Este trabalho teve por objetivo avaliar o estabelecimento in vitro de cinco porta-enxertos de Prunus sp., em variações de dois meios de cultura, visando a aumentar a eficiência da produção de mudas via micropropagação.

Brotações dos porta-enxertos 'Aldrighi', 'Barrier', 'Capdeboscq', 'Flordaguard' e 'GF677' foram coletadas de plantas-matrizes com dois anos de idade, cultivadas em telado. A coleta foi realizada em novembro de 2003, quando as plantas se encontravam na fase inicial de brotação. O terço apical das brotações, com comprimento de aproximadamente 10 cm, foi cortado com auxílio de uma tesoura desinfestada com álcool a 70% e acondicionado em frasco contendo água destilada. A desinfestação foi feita imergindo as brotações em álcool a 70%, por 1 minuto, e hipoclorito de sódio a 2%, por 15 minutos. Em câmara de fluxo laminar, o material foi lavado três vezes com água destilada e esterilizada, procedendo-se, em seguida, o isolamento de segmentos nodais com 10-20 mm de comprimento.
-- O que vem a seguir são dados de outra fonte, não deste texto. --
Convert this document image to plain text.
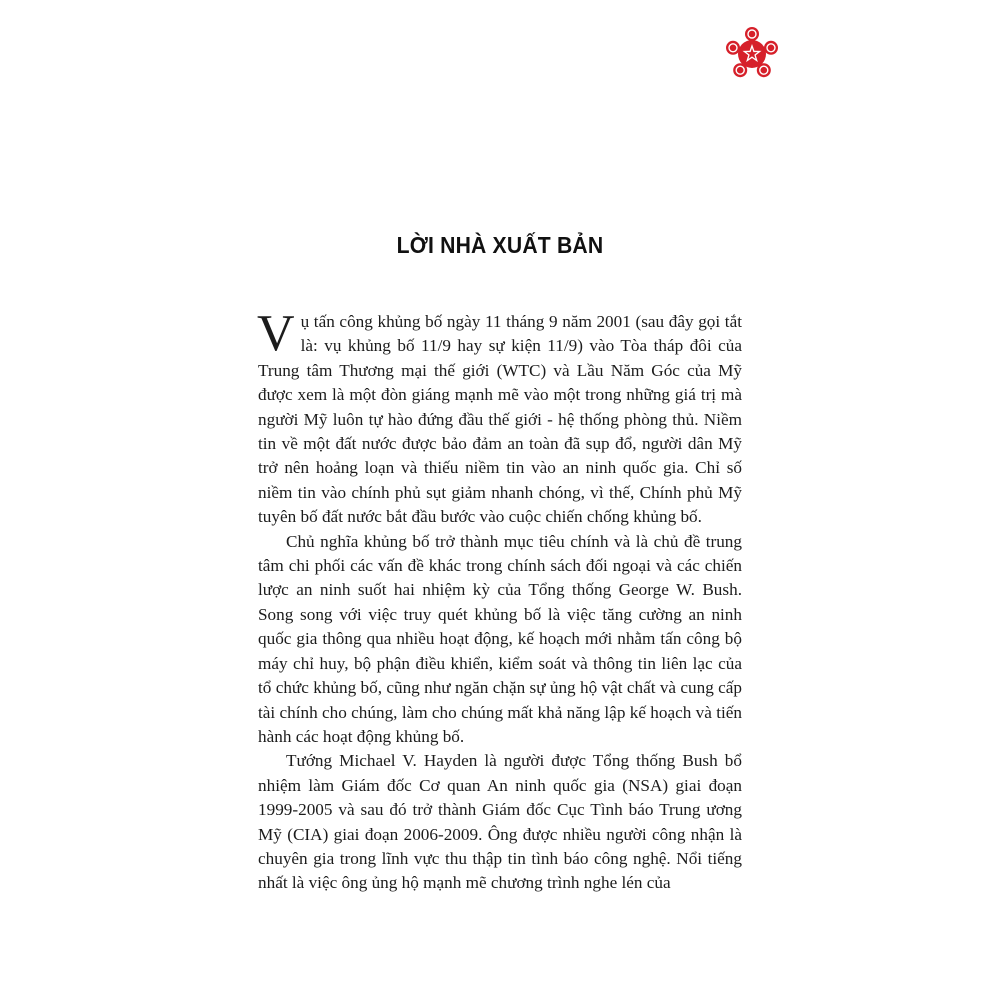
LỜI NHÀ XUẤT BẢN

Vụ tấn công khủng bố ngày 11 tháng 9 năm 2001 (sau đây gọi tắt là: vụ khủng bố 11/9 hay sự kiện 11/9) vào Tòa tháp đôi của Trung tâm Thương mại thế giới (WTC) và Lầu Năm Góc của Mỹ được xem là một đòn giáng mạnh mẽ vào một trong những giá trị mà người Mỹ luôn tự hào đứng đầu thế giới - hệ thống phòng thủ. Niềm tin về một đất nước được bảo đảm an toàn đã sụp đổ, người dân Mỹ trở nên hoảng loạn và thiếu niềm tin vào an ninh quốc gia. Chỉ số niềm tin vào chính phủ sụt giảm nhanh chóng, vì thế, Chính phủ Mỹ tuyên bố đất nước bắt đầu bước vào cuộc chiến chống khủng bố.

Chủ nghĩa khủng bố trở thành mục tiêu chính và là chủ đề trung tâm chi phối các vấn đề khác trong chính sách đối ngoại và các chiến lược an ninh suốt hai nhiệm kỳ của Tổng thống George W. Bush. Song song với việc truy quét khủng bố là việc tăng cường an ninh quốc gia thông qua nhiều hoạt động, kế hoạch mới nhằm tấn công bộ máy chỉ huy, bộ phận điều khiển, kiểm soát và thông tin liên lạc của tổ chức khủng bố, cũng như ngăn chặn sự ủng hộ vật chất và cung cấp tài chính cho chúng, làm cho chúng mất khả năng lập kế hoạch và tiến hành các hoạt động khủng bố.

Tướng Michael V. Hayden là người được Tổng thống Bush bổ nhiệm làm Giám đốc Cơ quan An ninh quốc gia (NSA) giai đoạn 1999-2005 và sau đó trở thành Giám đốc Cục Tình báo Trung ương Mỹ (CIA) giai đoạn 2006-2009. Ông được nhiều người công nhận là chuyên gia trong lĩnh vực thu thập tin tình báo công nghệ. Nổi tiếng nhất là việc ông ủng hộ mạnh mẽ chương trình nghe lén của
Os segmentos nodais foram introduzidos in vitro, individualmente, em tubos de ensaio (20 x 150 mm), contendo 10 mL das seguintes variações dos meios de cultura: a) Metade da concentração dos macronutrientes e concentração completa dos micronutrientes do MS (Murashige & Skoog, 1962) (½MS); b) Macronutrientes do QL (Quoirin e Lepoivre, 1977) combinado com os micronutrientes do MS (QL). Ambos os meios foram suplementados com 0,7 mg L-1 de BAP (6-benzilaminopurina), 10 mg L-1 de ácido ascórbico, 0,5 mg L-1 de ácido cítrico, 1 mg L-1 de ácido nicotínico, 2 mg L-1 de glicina, 0,5 mg L-1 de piridoxina, 0,5 mg L-1 de tiamina, 100 mg L-1 de mioinositol, 30 g L-1 de sacarose e 6 g L-1 de ágar, com pH ajustado para 5,8 antes da autoclavagem a 121ºC, por 15 minutos.

O estabelecimento in vitro dos explantes foi avaliado por meio de experimento fatorial, 2 (formulações salinas) x 5 (cultivares de porta-enxerto), com delineamento em blocos casualizados, compostos por quatro repetições, contendo cinco tubos de ensaio cada uma.

O cultivo dos explantes foi realizado em ambiente com intensidade luminosa de 20 µEm-2s-1, fotoperíodo de 16 horas e temperatura de 24 ± 4ºC. Após quatro semanas, foram avaliadas as porcentagens de explantes responsivos e de contaminação dos explantes, número de gemas e de brotações (> 0,5 mm) obtidas em cada tratamento.

A análise estatística dos dados foi feita por comparação de médias, pelo teste de Duncan, a 5% de probabilidade, utilizando o programa SANEST. Os resultados de porcentagem de explantes responsivos e de contaminação foram transformados para (x/100)½ e das variáveis número de gemas e de brotações transformados para (x + 0,5)½.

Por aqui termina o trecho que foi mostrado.